Researchers utilized the increased wavelength of near-infrared light to selectively identify the high-risk plague that could lead to blood clots, heart attacks and strokes.
"What we have done uses innovative, materials-based techniques to assist in the development of new diagnostic tools," explained Tara Schiller from the International Institute for Nanocomposites Manufacturing at WMG, University of Warwick. "This could help us to detect the threat of an imminent heart attack and result in a decrease of the mortality rates.”
Researchers hope to compare the near-infrared wavelengths with current imaging techniques to investigate unstable fatty arterial plague.

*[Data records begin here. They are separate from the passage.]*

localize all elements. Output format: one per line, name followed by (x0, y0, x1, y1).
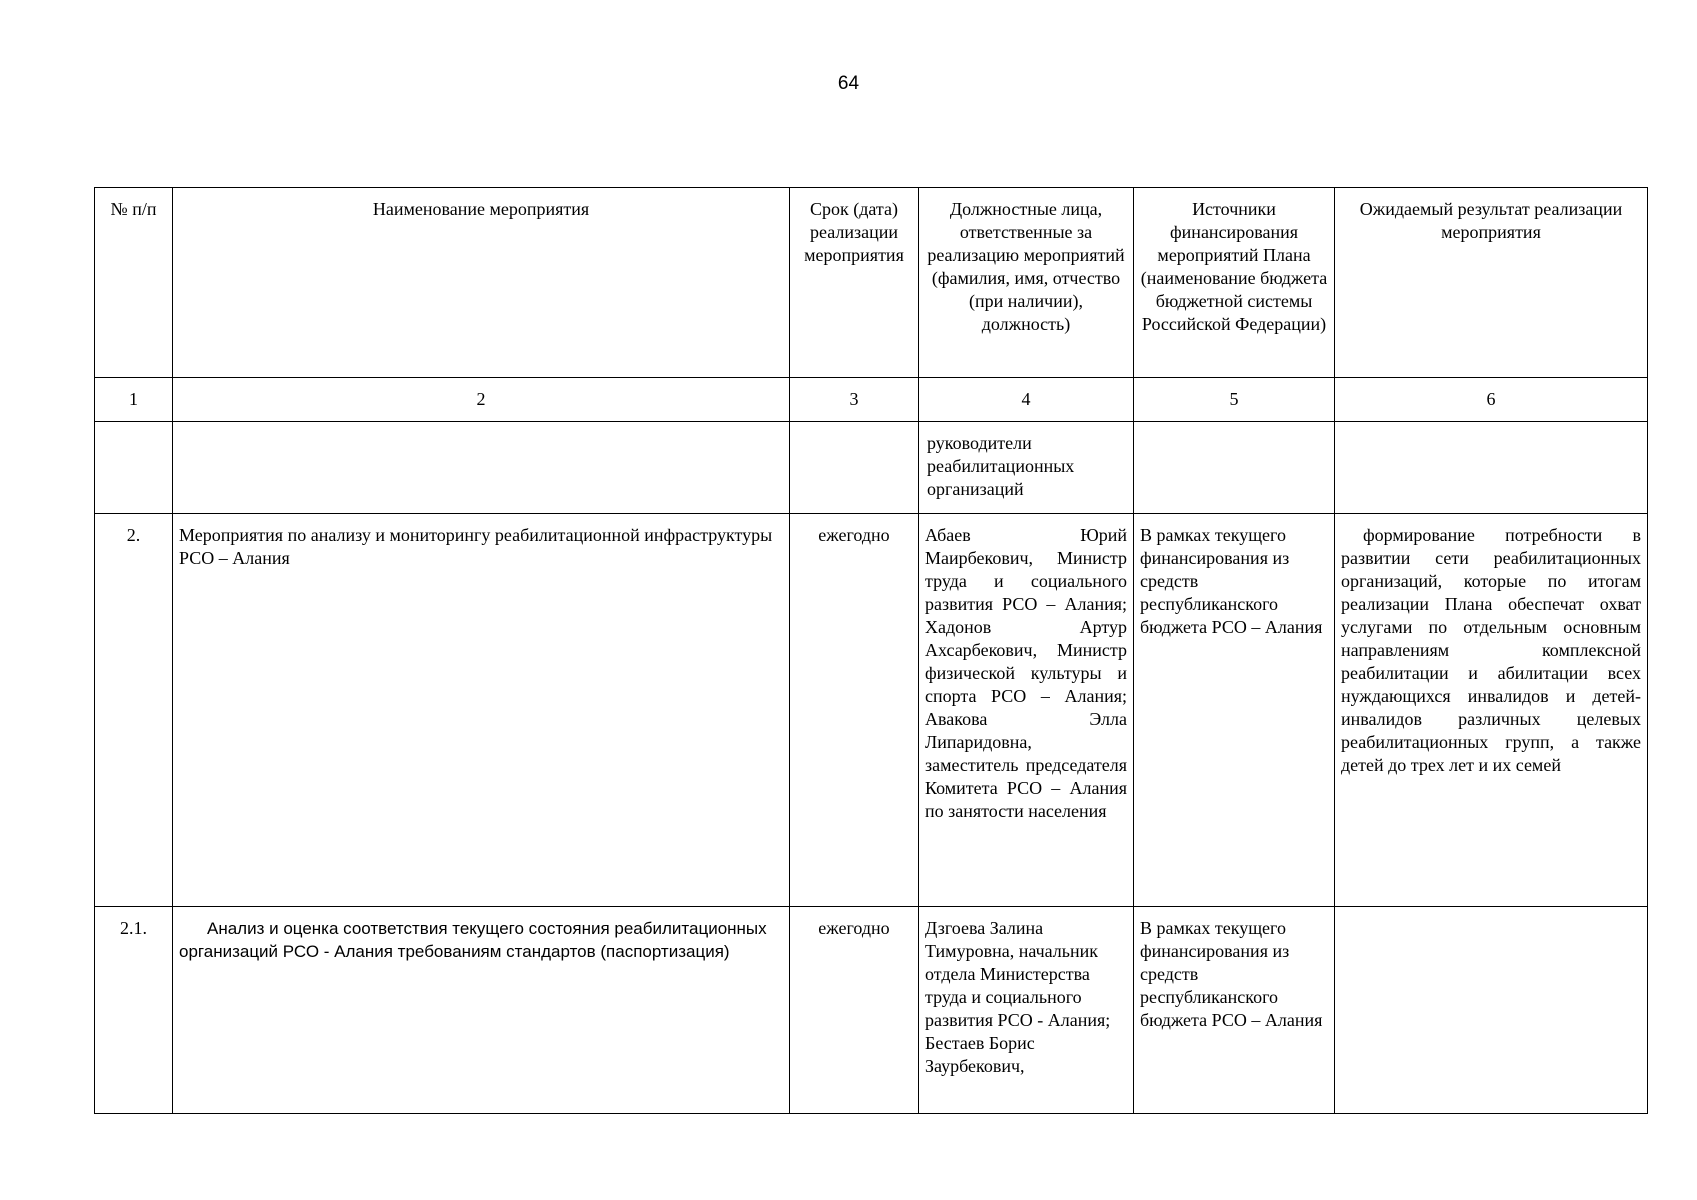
row-result (1335, 907, 1648, 1114)
column-number: 3 (790, 378, 919, 422)
row-responsible: Абаев Юрий Маирбекович, Министр труда и социального развития РСО – Алания; Хадонов Артур Ахсарбекович, Министр физической культуры и спорта РСО – Алания; Авакова Элла Липаридовна, заместитель председателя Комитета РСО – Алания по занятости населения (919, 514, 1134, 907)
column-numbers-row (95, 378, 1648, 422)
row-financing: В рамках текущего финансирования из средств республиканского бюджета РСО – Алания (1134, 514, 1335, 907)
header-financing: Источники финансирования мероприятий Плана (наименование бюджета бюджетной системы Российской Федерации) (1134, 188, 1335, 378)
row-event-name (173, 422, 790, 514)
page-number (0, 73, 1697, 95)
row-result: формирование потребности в развитии сети реабилитационных организаций, которые по итогам реализации Плана обеспечат охват услугами по отдельным основным направлениям комплексной реабилитации и абилитации всех нуждающихся инвалидов и детей-инвалидов различных целевых реабилитационных групп, а также детей до трех лет и их семей (1335, 514, 1648, 907)
table-row (95, 422, 1648, 514)
row-term: ежегодно (790, 514, 919, 907)
table-row (95, 514, 1648, 907)
row-result (1335, 422, 1648, 514)
page-number-text: 64 (837, 73, 860, 94)
row-event-name: Мероприятия по анализу и мониторингу реабилитационной инфраструктуры РСО – Алания (173, 514, 790, 907)
row-term (790, 422, 919, 514)
header-number: № п/п (95, 188, 173, 378)
row-responsible: Дзгоева Залина Тимуровна, начальник отдела Министерства труда и социального развития РСО - Алания; Бестаев Борис Заурбекович, (919, 907, 1134, 1114)
header-event-name: Наименование мероприятия (173, 188, 790, 378)
column-number: 2 (173, 378, 790, 422)
header-responsible: Должностные лица, ответственные за реализацию мероприятий (фамилия, имя, отчество (при наличии), должность) (919, 188, 1134, 378)
table-row (95, 907, 1648, 1114)
column-number: 1 (95, 378, 173, 422)
column-number: 6 (1335, 378, 1648, 422)
header-term: Срок (дата) реализации мероприятия (790, 188, 919, 378)
column-number: 4 (919, 378, 1134, 422)
row-financing: В рамках текущего финансирования из средств республиканского бюджета РСО – Алания (1134, 907, 1335, 1114)
row-number (95, 422, 173, 514)
column-number: 5 (1134, 378, 1335, 422)
row-number: 2. (95, 514, 173, 907)
row-term: ежегодно (790, 907, 919, 1114)
plan-table (94, 187, 1648, 1114)
row-responsible: руководители реабилитационных организаций (919, 422, 1134, 514)
row-number: 2.1. (95, 907, 173, 1114)
table-header-row (95, 188, 1648, 378)
row-event-name: Анализ и оценка соответствия текущего состояния реабилитационных организаций РСО - Алания требованиям стандартов (паспортизация) (173, 907, 790, 1114)
row-financing (1134, 422, 1335, 514)
header-result: Ожидаемый результат реализации мероприятия (1335, 188, 1648, 378)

Monitoring the effectiveness of drugs used to prevent heart attacks and strokes will also be studied in the future.
"Despite the millions of dollars spent each year particularly on heart imaging, there still isn't a reliable way of identifying these unstable plaques," said Karlheinz Peter. "We realized when we shine a light in the near-infrared wavelength range, that this light is reflected at a certain wavelength. So in a way we can use laser light to shine up the plaques that are unstable, and it's very characteristic.”